Q: What excited you about the challenge from Kraft Heinz?
JR: I was excited for the opportunity to design in the food space. Food is something everyone can relate to and something that everybody has strong opinions on, so that made it exciting to talk to prospective users. Food—from production to waste—is also an area that plays a really big role in sustainability and it was exciting to have that as part of the brief.
Q: What was your team's final design proposal for Kraft Heinz?
JR: Our final pitch was a system of pre-portioned frozen foods that can stand alone or be used with fresh ingredients to reduce food waste throughout the home cooking and meal prep processes and create an improved frozen food experience.

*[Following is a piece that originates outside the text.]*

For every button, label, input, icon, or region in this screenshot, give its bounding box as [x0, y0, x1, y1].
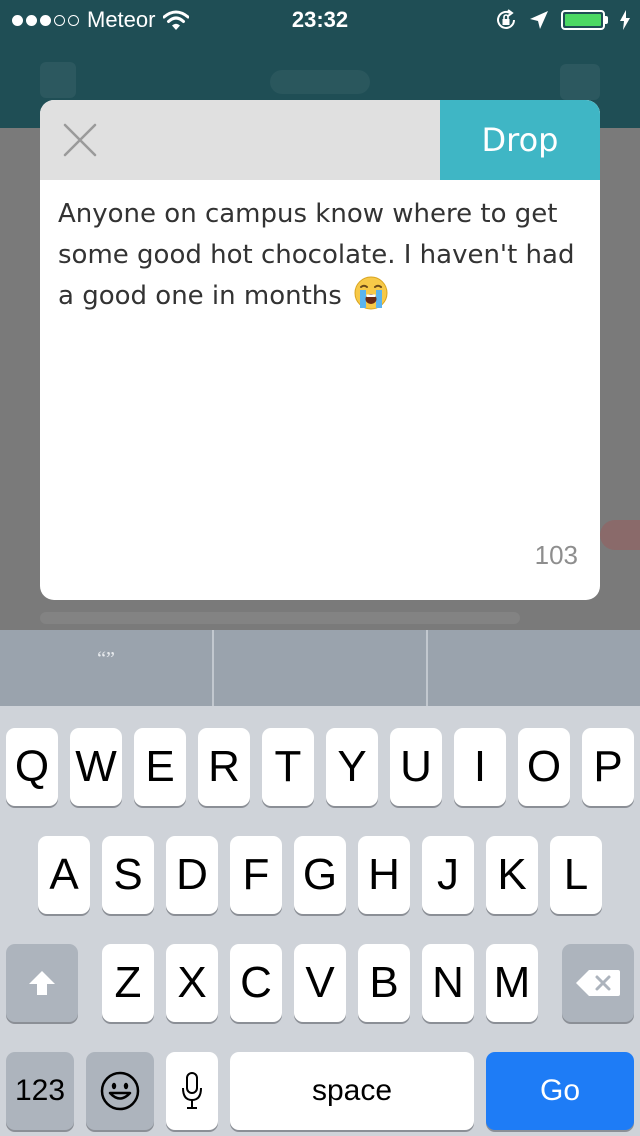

Hanna and I were really excited about it because we felt that we had created a frozen food product with a unique form and experience.
Q: Was there a key insight you discovered during the process?
JR: Our key insight was that frozen food could be easily used to mitigate the weakness in the current meal prep experiences while keeping all of the strengths of meal prep. When Hanna and I asked people about frozen food, we heard a lot about meal prep. We found that people were choosing meal prep because they enjoyed having active cook time, creating their own balanced meals, and having the flexibility pull in foods they already had at their home. However, even though people like having some active cook time, meal prep often took longer than they would have liked. It was also hard for people to manage the quantities of food that they bought for meal prep without some of it going to waste and the meals could become very monotonous.
Q: What was it like working with Kraft Heinz on this project?
JR: Hana and Chris from Kraft Heinz were incredibly helpful throughout the entire process. Their openness, feedback, and expertise really helped us to iterate our design.
Q: Was there a skill from your EDI coursework that you especially leaned on during this design sprint?
JR: The experience with low-fidelity prototypes and user testing that we had gained through our EDI coursework was useful. Because of the shorter length of this project, it was important for us to be able to move quickly to get user feedback once we had a few ideas. Our past experiences in EDI allowed us to determine the questions that we needed to answer through testing and then design both a user testing procedure and low-fidelity prototypes to answer those questions and inform our designs.